Alcune considerazioni tecniche – Passando ad analizzare gli aspetti tecnici della vicenda, bisogna sottolineare che il fatto che in un aereo del genere vadano in avaria tutti e due i motori è un’eventualità davvero rarissima, dal momento che l’uno è indipendente dall’altro. È poi prassi che in casi di SOS le comunicazioni tra aereo e torre di controllo restino aperte, mentre in questo caso, inspiegabilmente, il pilota dopo aver lanciato l’SOS avrebbe interrotto la comunicazione. Infine, ricordiamo che all’arrivo dei soccorsi non viene trovata alcuna traccia d’olio o carburante, motivo per cui in un primo momento si era ipotizzato che l’aereo fosse rimasto integro. Ma così non può essere, dal momento che è stato ritrovato il corpo del copilota. Delle due l’una: o l’aereo è rimasto integro, e allora non è possibile che quello sia il corpo del copilota, o l’aereo nell’impatto si è spezzato, ma allora si sarebbero dovuti trovare rottami, macchie liquide e forse anche altri corpi.

 

Il cellulare che suona – C’è ancora un altro elemento che desta non poche perplessità: 24 ore dopo il presunto incidente aereo, un amico di Annalisa Montanari (una passeggera del Let-410) che si trovava alle Maldive ha provato a chiamare la donna e il cellulare di questa risultava “libero”. Ma un telefono a più di mille metri sott’acqua non può ricevere segnale!

 

Che cosa può essere successo? – Ad oggi non si sa quale sia la reale sorte del Let-410 YV2081 e dei suoi passeggeri.

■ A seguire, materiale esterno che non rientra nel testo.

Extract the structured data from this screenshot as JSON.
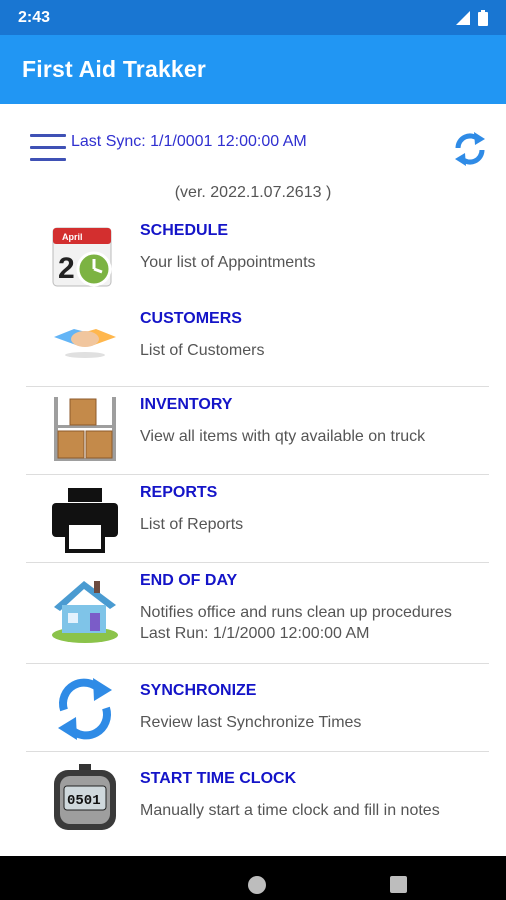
{
  "status_bar": {
    "time": "2:43"
  },
  "app_bar": {
    "title": "First Aid Trakker"
  },
  "sync": {
    "label": "Last Sync: 1/1/0001 12:00:00 AM"
  },
  "version": "(ver. 2022.1.07.2613 )",
  "menu": {
    "schedule": {
      "title": "SCHEDULE",
      "desc": "Your list of Appointments",
      "icon_text_month": "April",
      "icon_text_day": "2"
    },
    "customers": {
      "title": "CUSTOMERS",
      "desc": "List of Customers"
    },
    "inventory": {
      "title": "INVENTORY",
      "desc": "View all items with qty available on truck"
    },
    "reports": {
      "title": "REPORTS",
      "desc": "List of Reports"
    },
    "end_of_day": {
      "title": "END OF DAY",
      "desc": "Notifies office and runs clean up procedures",
      "last_run": "Last Run: 1/1/2000 12:00:00 AM"
    },
    "synchronize": {
      "title": "SYNCHRONIZE",
      "desc": "Review last Synchronize Times"
    },
    "time_clock": {
      "title": "START TIME CLOCK",
      "desc": "Manually start a time clock and fill in notes",
      "icon_text": "0501"
    }
  },
  "colors": {
    "status_bar": "#1976d2",
    "app_bar": "#2196f3",
    "item_title": "#1414c8",
    "item_desc": "#555555",
    "sync_text": "#3030d0"
  },
  "icons": [
    "signal-icon",
    "battery-icon",
    "menu-icon",
    "refresh-icon",
    "calendar-clock-icon",
    "handshake-icon",
    "boxes-shelf-icon",
    "printer-icon",
    "house-icon",
    "sync-arrows-icon",
    "stopwatch-icon",
    "home-nav-icon",
    "recents-nav-icon"
  ]
}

Di certo qualcosa di molto grave è successo, ma le famiglie delle vittime giustamente vogliono la verità. Il loro sospetto è che dietro la scomparsa dei loro cari ci sia un dirottamento finito male. Quelle zone del Sudamerica sono famose, oltre che per la loro indiscutibile bellezza, per il narcotraffico. Dal 1997 ad oggi, in Venezuela, sono scomparsi più di 20 aerei, la maggior parte dei quali risultano sequestrati dai narcotrafficanti. Di questi solo 5 sono stati ritrovati. Sono cifre significative, che giustificano il dubbio che anche questa storia possa essere finita così (fonte: www.nottecriminale.it).